Now we evaluate the movie recommender quality with spectral clustering. Mean squared error (MSE) results from spectral clustering showed differences in genre rating and rating tags. The rating tag results were relatively smaller with a rating genre score range of 0–0.62 and rating tags scores of 0–0.17. Spectral clustering algorithm with tag rating has the best Dunn Matrix results at 4.61 and the best spectral clustering algorithm results with genre at 2.09. The average similarity in the spectral clustering genre showed that the high similarity value depended on the number of clusters. The average similarity in spectral clustering tags showed that the high similarity value depended on the number of clusters. Spectral clustering in tags has the best computational time at 6.22 ms. The association rule with Apriori algorithm in spectral clustering approach provides 12% support for the genre and 33% support for tags of customers who choose movies A and B. Support is an indication of how often the itemset appears in linkages. Confidence is 75% for the genre and 100% for tags of the customers who choose movie A and movie B. Lift represents the ratio of 3.12 for genre and 3.0 for tags of the observed support values. Clustering performance evaluation showed that the spectral clustering method showed good performance with the Calinski-Harabaz Index with a score of 16.39.

5. Conclusions

In this study, seven clusterings were used to cluster performance comparison methods for movie recommendation systems, such as the K-Means algorithm, birch algorithm, mini-batch K-Means algorithm, mean-shift algorithm, affinity propagation algorithm, agglomerative clustering algorithm, and spectral clustering algorithm. The developed optimized groupings from several algorithms were then used to compare the best algorithms with regard to the similarity groupings of users on movie genre, tags, and rating using the MovieLens dataset. Then, optimizing K for each cluster did not significantly increase the variance. To better understand this method, variance refers to the error. One of the ways to calculate this error is to extract the centroid of its respective groups. Then, this value is squared (to remove the negative terms) and all those values are added to obtain the total error. To verify the quality of the recommender system, the mean squared error (MSE), Dunn Matrix as cluster validity indices and social network analysis (SNA) were used. In addition, average similarity, computational time, association rule with Apriori algorithm and clustering performance evaluation measures were used to compare the methods of performance systems.

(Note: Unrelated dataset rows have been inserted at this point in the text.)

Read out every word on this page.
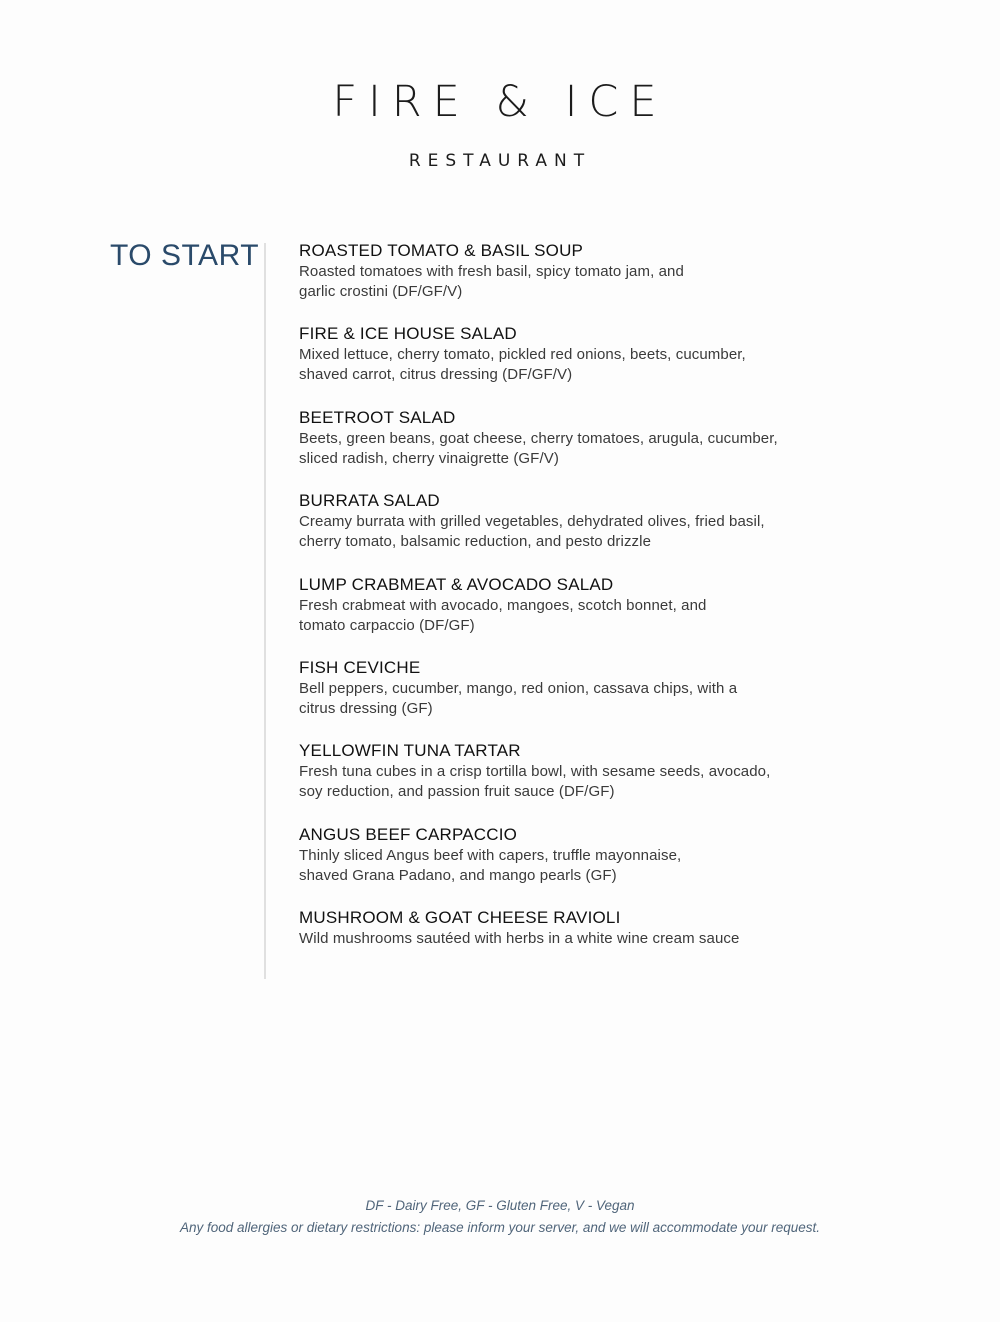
FIRE & ICE
RESTAURANT
TO START ROASTED TOMATO & BASIL SOUP
Roasted tomatoes with fresh basil, spicy tomato jam, and
garlic crostini (DF/GF/V)
FIRE & ICE HOUSE SALAD
Mixed lettuce, cherry tomato, pickled red onions, beets, cucumber,
shaved carrot, citrus dressing (DF/GF/V)
BEETROOT SALAD
Beets, green beans, goat cheese, cherry tomatoes, arugula, cucumber,
sliced radish, cherry vinaigrette (GF/V)
BURRATA SALAD
Creamy burrata with grilled vegetables, dehydrated olives, fried basil,
cherry tomato, balsamic reduction, and pesto drizzle
LUMP CRABMEAT & AVOCADO SALAD
Fresh crabmeat with avocado, mangoes, scotch bonnet, and
tomato carpaccio (DF/GF)
FISH CEVICHE
Bell peppers, cucumber, mango, red onion, cassava chips, with a
citrus dressing (GF)
YELLOWFIN TUNA TARTAR
Fresh tuna cubes in a crisp tortilla bowl, with sesame seeds, avocado,
soy reduction, and passion fruit sauce (DF/GF)
ANGUS BEEF CARPACCIO
Thinly sliced Angus beef with capers, truffle mayonnaise,
shaved Grana Padano, and mango pearls (GF)
MUSHROOM & GOAT CHEESE RAVIOLI
Wild mushrooms sautéed with herbs in a white wine cream sauce
DF - Dairy Free, GF - Gluten Free, V - Vegan
Any food allergies or dietary restrictions: please inform your server, and we will accommodate your request.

Using the MovieLens dataset, experiment evaluation of the seven clustering methods revealed the following:

The best mean squared error (MSE) value is produced by the birch method with a relatively small squared error score in the rating genre and rating tags.
Spectral clustering algorithm with tag rating has the best Dunn Matrix results at 4.61 and the spectral clustering algorithm has the best genre results at 2.09. The higher the Dunn index value is, the better the grouping.
The closest distance to the social network analysis (SNA) is the mean-shift method, which indicates that the distance between clusters has a high linkage relationship invariance.
The birch method had a relatively high average similarly to increase the number of clusters, which showed a good level of similarity in clustering.
The best computational time is indicated by the mean-shift for genre at 13.75 ms and spectral clustering for tags at 6.22 ms.
Visualization of clustering and optimizing k for movie genre in algorithms is better than movie tags because fewer data are used for movie tags.
Mini-batch K-Means clustering approach is the best approach for the association rule with Apriori algorithm with a high score of support, 100% confidence, and 7.0 ratio of lift for item recommendations.
Clustering performance evaluation shows that the K-Means method exhibits good performance with the Calinski-Harabaz Index with a score of 59.41, and the birch algorithm with a score of 1.24, on the Davies–Bouldin Index.
Birch is the best method based on a comparison of several performance matrices.

Author Contributions

Writing—original draft preparation, D.C.G.P.; writing—review and editing, P.S.; supervision, J.-S.L. All authors have read and agreed to the published version of the manuscript.

Funding

This research received no external funding.

Acknowledgments

This research was supported by the Ministry of Science and Technology (MOST) under the grant MOST-108-2221-E-011-061- and MIT Laboratory, National Taiwan University of Science and Technology. v2. For the research, infrastructure of the SIX Center was used.

Conflicts of Interest

The authors declare no conflict of interest.The funders had no role in the design of the study; in the collection, analyses, or interpretation of data; in the writing of the manuscript, or in the decision to publish the results.

References

Isinkaye, F.; Folajimi, Y.; Ojokoh, B. Recommendation systems: Principles, methods and evaluation. Egypt. Inform. J. 2015, 16, 261–273. [Google Scholar] [CrossRef]
Nilashi, M.; Salahshour, M.; Ibrahim, O.; Mardani, A.; Esfahani, M.D.; Zakuan, N. A new method for collaborative filtering recommender systems: The case of yahoo! movies and tripadvisor datasets. J. Soft Comput. Decis. Support Syst. 2016, 3, 44–46. [Google Scholar]
Smith, B.; Linden, G. Two decades of recommender systems at Amazon. com. IEEE Int. Comput. 2017, 21, 12–18. [Google Scholar] [CrossRef]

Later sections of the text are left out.